私は大学3年生になり、就職活動が早くも始まり、卒業論文の気配も感じつつ、
まだ同じコンビニで働いています。
「こにちわ!!
Bonjour!!」
そのひとは、
春のにおいと冷気をまとって、またうちのコンビニへやってきた。
迫力のある大柄なイケメンを連れて。
「Hm...」
そのひとがお菓子のコーナーでスナック菓子を棚に出していた私の顔を見るなりパアアアアッと明るい顔をし、それからチラッととなりのイケメンを見る。
「お会いできました」
「そ、そうですね」
「嬉しいです!!」
「私も!!」
「……」
「……」
ふわふわくるくるの金髪。キラキラの目はピスタチオの実のような色をしてくりくりだ。長身で細身。
(また白い梅の花びらたくさんついてる……)
アイドルでも、こんなきれいなひと見たことない!!
(推し変しそう)
「お会いできました!!」
「そ、そ、そうですね」
「嬉しいです!!」
「わ、わ、私も……」
そのひとが、またとなりのイケメンをチラッと見た。大柄でやはり長身のそのイケメンは、柔らかそうな茶色の髪を短くしていて、
瞳が、澄んだ青いサファイアみたいだ。二重でつり目。肌が抜けるように白い。
(わ、私も、この1年の成果を見せなきゃ!!)
私もこの1年ぼうっとしていたわけじゃないんだ!! わざわざ学部を越境してフランス語を話せる友だちをつかまえて特訓したんだから!!
「ぼ、ぼんじゅー、
え、えーと、えーと……」
「Holy Sh't」
茶髪のイケメンが低くそうつぶやいた。あきれたような顔で。何言ったのか、そもそも何語かわからないけれど、
おまえ今明らかに悪口言っただろ!! そう言うのすぐ伝わるんだからな!!
「Hey, We've come here for having cold tea you recommended, right?」
(おい、俺たちはここにアイスティーを買いに来たんだろ? おまえが勧めた)
「ハイ!!」
「I won't believe in your words. We cannot find a good one. Never.

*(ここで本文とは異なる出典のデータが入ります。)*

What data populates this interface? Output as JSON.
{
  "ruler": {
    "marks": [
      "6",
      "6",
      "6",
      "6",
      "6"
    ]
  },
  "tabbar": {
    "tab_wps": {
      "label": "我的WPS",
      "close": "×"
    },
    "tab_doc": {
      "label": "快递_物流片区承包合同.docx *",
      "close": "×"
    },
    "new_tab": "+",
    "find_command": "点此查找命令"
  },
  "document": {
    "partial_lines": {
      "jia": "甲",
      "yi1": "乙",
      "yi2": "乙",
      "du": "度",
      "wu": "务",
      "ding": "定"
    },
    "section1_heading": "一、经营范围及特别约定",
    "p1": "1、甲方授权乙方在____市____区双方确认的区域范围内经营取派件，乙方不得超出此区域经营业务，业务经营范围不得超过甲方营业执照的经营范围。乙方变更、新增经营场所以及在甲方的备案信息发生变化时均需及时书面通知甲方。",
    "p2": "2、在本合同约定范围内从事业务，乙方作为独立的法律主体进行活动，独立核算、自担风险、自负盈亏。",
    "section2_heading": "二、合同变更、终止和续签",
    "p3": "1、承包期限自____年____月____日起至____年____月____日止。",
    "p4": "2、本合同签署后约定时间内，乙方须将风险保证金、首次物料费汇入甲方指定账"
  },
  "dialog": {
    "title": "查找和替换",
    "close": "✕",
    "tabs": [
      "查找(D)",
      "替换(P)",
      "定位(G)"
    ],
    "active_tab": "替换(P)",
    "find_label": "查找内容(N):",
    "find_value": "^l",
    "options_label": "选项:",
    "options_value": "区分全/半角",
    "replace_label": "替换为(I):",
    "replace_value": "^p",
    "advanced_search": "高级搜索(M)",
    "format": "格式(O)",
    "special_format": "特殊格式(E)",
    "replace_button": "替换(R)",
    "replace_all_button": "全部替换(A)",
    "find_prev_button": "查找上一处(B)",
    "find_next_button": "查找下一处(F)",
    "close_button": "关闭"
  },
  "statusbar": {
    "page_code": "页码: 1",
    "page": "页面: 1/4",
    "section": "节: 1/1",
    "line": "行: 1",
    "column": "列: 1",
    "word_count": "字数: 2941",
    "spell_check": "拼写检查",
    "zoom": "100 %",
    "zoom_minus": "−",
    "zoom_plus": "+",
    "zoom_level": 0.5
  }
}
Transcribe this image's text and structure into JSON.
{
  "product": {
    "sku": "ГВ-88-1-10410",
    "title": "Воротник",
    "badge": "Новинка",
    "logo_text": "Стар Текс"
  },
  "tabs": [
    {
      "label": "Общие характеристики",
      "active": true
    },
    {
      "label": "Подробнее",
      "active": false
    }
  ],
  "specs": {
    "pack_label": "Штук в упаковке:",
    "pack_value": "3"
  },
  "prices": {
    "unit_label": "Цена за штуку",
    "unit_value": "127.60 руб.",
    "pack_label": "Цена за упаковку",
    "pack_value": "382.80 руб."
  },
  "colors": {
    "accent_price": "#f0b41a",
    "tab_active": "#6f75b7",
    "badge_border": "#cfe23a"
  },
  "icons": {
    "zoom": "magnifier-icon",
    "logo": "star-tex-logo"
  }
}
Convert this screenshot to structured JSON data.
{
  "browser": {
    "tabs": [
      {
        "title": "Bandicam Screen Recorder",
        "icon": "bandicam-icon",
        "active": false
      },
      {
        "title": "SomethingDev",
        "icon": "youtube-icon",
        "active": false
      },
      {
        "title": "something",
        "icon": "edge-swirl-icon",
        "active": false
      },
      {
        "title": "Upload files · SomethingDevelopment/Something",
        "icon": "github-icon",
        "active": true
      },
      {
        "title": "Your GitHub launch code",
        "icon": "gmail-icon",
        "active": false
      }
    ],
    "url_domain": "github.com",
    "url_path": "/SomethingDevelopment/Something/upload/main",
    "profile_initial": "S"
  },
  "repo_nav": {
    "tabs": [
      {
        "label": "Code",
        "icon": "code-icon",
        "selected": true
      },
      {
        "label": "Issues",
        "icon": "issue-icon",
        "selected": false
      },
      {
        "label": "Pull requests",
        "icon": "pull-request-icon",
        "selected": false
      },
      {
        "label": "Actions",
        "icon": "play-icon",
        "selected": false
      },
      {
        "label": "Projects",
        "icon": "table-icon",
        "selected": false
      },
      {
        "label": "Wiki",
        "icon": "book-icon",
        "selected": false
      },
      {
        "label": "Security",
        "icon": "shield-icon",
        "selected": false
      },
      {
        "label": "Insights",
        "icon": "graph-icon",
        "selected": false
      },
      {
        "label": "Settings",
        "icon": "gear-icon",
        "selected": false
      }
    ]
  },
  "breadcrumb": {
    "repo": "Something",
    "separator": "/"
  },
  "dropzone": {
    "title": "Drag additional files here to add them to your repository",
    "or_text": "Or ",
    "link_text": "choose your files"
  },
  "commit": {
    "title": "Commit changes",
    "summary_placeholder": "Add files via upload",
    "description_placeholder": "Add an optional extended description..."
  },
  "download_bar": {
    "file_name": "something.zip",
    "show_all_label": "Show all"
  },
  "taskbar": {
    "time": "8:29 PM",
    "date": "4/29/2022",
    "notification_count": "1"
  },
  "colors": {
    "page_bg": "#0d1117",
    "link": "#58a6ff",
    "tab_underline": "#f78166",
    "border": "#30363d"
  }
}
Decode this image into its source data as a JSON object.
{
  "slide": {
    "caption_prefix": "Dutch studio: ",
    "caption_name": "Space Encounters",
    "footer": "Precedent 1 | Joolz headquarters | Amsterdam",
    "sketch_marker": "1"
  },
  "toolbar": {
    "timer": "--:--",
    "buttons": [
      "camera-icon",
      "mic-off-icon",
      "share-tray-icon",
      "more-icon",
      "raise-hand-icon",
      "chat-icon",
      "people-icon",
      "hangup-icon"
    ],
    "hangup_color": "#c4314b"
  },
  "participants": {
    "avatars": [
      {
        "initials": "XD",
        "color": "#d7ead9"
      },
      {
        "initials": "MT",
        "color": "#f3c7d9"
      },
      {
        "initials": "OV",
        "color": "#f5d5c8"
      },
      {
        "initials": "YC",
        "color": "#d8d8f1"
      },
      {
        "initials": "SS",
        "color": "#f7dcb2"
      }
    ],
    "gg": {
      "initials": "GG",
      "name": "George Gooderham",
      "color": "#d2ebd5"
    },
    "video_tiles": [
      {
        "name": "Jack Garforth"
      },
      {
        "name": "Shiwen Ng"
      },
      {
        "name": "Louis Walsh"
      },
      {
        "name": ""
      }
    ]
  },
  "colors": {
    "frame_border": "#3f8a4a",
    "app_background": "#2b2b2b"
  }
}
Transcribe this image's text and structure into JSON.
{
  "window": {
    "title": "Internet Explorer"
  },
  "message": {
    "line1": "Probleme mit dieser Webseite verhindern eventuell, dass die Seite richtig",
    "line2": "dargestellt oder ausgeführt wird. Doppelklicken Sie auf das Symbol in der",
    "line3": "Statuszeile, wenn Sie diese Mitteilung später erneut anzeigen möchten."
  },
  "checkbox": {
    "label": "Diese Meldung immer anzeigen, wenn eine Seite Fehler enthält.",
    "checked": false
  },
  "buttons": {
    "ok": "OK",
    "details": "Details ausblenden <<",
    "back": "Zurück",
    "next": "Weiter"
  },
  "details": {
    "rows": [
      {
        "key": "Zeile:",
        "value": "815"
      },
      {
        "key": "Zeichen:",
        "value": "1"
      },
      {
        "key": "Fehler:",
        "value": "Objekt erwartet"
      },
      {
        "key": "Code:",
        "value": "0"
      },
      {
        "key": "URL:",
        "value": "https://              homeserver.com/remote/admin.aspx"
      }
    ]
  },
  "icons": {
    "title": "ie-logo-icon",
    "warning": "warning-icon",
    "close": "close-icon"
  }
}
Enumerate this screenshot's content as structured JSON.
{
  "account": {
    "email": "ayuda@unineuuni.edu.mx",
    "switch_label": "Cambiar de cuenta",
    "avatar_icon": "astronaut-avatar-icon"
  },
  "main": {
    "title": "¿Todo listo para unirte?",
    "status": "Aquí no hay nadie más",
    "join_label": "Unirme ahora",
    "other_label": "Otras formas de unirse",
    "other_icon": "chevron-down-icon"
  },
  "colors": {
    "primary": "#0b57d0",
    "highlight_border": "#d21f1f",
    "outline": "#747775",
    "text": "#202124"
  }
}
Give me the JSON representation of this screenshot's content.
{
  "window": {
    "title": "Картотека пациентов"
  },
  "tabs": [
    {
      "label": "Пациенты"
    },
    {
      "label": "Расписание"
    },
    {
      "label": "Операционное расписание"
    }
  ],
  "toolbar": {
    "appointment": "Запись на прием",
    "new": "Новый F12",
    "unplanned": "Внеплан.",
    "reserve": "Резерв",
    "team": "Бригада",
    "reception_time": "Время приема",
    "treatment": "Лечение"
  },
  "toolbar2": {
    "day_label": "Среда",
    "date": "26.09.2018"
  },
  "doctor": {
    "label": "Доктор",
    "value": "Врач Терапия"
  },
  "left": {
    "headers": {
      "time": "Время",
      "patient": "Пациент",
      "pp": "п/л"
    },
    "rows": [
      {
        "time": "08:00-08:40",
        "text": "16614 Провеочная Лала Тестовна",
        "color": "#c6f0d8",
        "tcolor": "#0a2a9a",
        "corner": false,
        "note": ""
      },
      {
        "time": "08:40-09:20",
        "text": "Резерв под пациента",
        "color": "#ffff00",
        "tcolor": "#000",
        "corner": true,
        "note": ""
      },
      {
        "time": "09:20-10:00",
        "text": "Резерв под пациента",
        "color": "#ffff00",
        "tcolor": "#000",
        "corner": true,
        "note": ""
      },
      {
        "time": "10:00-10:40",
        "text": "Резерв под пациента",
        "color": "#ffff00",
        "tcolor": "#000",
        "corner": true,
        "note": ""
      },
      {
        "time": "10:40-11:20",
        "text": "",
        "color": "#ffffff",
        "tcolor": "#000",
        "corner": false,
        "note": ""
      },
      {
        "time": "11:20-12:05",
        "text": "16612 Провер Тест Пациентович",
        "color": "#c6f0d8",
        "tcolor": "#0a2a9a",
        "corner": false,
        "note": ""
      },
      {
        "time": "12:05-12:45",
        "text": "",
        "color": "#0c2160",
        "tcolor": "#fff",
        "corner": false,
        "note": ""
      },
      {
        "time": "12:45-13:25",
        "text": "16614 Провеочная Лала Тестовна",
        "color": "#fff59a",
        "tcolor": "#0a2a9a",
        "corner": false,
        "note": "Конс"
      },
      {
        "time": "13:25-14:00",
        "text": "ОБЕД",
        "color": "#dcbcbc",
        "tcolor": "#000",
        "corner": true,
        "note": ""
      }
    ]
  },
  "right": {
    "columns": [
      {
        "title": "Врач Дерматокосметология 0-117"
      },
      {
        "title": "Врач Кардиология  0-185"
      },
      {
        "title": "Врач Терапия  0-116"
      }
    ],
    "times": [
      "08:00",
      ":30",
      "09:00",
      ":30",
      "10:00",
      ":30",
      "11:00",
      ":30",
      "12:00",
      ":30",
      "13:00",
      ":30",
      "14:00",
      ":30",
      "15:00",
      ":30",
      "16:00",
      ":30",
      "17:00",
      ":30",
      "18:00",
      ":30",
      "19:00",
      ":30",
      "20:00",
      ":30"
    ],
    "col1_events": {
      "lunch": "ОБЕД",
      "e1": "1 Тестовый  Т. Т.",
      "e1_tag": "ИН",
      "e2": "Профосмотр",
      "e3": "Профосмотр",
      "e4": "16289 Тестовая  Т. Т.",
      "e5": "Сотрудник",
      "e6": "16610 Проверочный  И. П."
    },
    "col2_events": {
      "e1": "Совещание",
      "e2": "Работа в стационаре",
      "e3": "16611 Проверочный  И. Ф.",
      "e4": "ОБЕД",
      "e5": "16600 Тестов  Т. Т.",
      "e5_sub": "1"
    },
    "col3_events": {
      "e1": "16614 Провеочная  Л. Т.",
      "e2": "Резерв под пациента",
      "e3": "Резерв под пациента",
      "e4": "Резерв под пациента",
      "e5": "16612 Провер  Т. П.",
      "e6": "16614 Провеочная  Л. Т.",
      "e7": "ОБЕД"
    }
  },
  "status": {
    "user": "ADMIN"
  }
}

Because cold tea isn't good, I'm sure」
(俺は信じねぇぞ。アイスティーのうまいのなんか見つかるかよ)
「Si」
(見つかるよぉ)
茶髪イケメンはなぜか不機嫌そうだが、金髪さんはニコニコしている。何が起こったのかわからないけれど、もめごとの気配を察知 -
「済みません。助けてください」
私がそっとバックヤードへ行くと、休憩中で甘いミルクコーヒーを飲んでいた後輩が、「何かありましたか?」と聞いてくる。かなりなまりは強いけれど流ちょうな日本語だ。
「お客様、ご用件をお伺いします」
後輩くんは流ちょうな日本語のまま、にこやかにお客様ふたりに話しかける。短い黒髪で黒いつり目のアジア系イケメン。柔らかい雰囲気の細身マッチョ長身の好青年。昨年、アメリカから日本の大学に留学してきた。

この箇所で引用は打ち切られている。